An investigation by the Veterans Affairs inspector general's office has found that the Philadelphia VA Medical Center failed to implement quality-management processes that could have prevented radiation under-dosing and overdosing among 114 prostate cancer patients treated at the center between 2002 and 2008.
Probe faults VA facility in radiation dosing
The investigation, launched in July 2009 and concluded in March 2010, was prompted by a series of news reports and subsequent congressional hearings into reported cases of wrong dosing of prostate cancer patients being treated with brachytherapy at the center. At the time, the center had contracted with University of Pennsylvania physicians to provide the radiation services.
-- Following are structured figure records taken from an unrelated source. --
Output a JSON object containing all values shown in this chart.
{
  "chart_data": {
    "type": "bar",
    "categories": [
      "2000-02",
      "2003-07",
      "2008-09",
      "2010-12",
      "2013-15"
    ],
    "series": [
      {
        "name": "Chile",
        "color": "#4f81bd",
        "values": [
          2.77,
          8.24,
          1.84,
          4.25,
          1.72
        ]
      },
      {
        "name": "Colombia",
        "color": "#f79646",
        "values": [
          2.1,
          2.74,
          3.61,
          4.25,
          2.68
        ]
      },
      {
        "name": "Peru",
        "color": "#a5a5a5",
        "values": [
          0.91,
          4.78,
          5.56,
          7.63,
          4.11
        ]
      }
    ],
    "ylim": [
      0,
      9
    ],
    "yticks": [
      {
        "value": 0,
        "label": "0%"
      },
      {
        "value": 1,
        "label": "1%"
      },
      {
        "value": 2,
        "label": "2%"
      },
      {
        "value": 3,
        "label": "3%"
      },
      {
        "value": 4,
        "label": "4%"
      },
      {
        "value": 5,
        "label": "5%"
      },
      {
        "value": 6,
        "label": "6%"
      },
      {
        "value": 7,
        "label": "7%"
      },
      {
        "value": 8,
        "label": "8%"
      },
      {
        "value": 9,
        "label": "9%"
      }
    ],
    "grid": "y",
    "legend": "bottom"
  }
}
Among the findings detailed in a report released Monday is that medical center officials initiated no peer reviews or quality assessments of the brachytherapy program between 2002 and 2006. In addition, minor computer problems resulted in patients not receiving dosing studies during the five-year period. Investigators also noted that the medical center allowed University of Pennsylvania doctors to continue treating patients even after the contract between the two organizations had expired.
Despite such lapses, the VA inspector general found that the medical center's patient outcomes and death rates were in line within normal range. The agency made several recommendations, however, including having the Veterans Health Administration standardize quality control protocol, evaluate brachytherapy patients to assess the appropriateness of their treatment plans and review medical-service contracting protocol.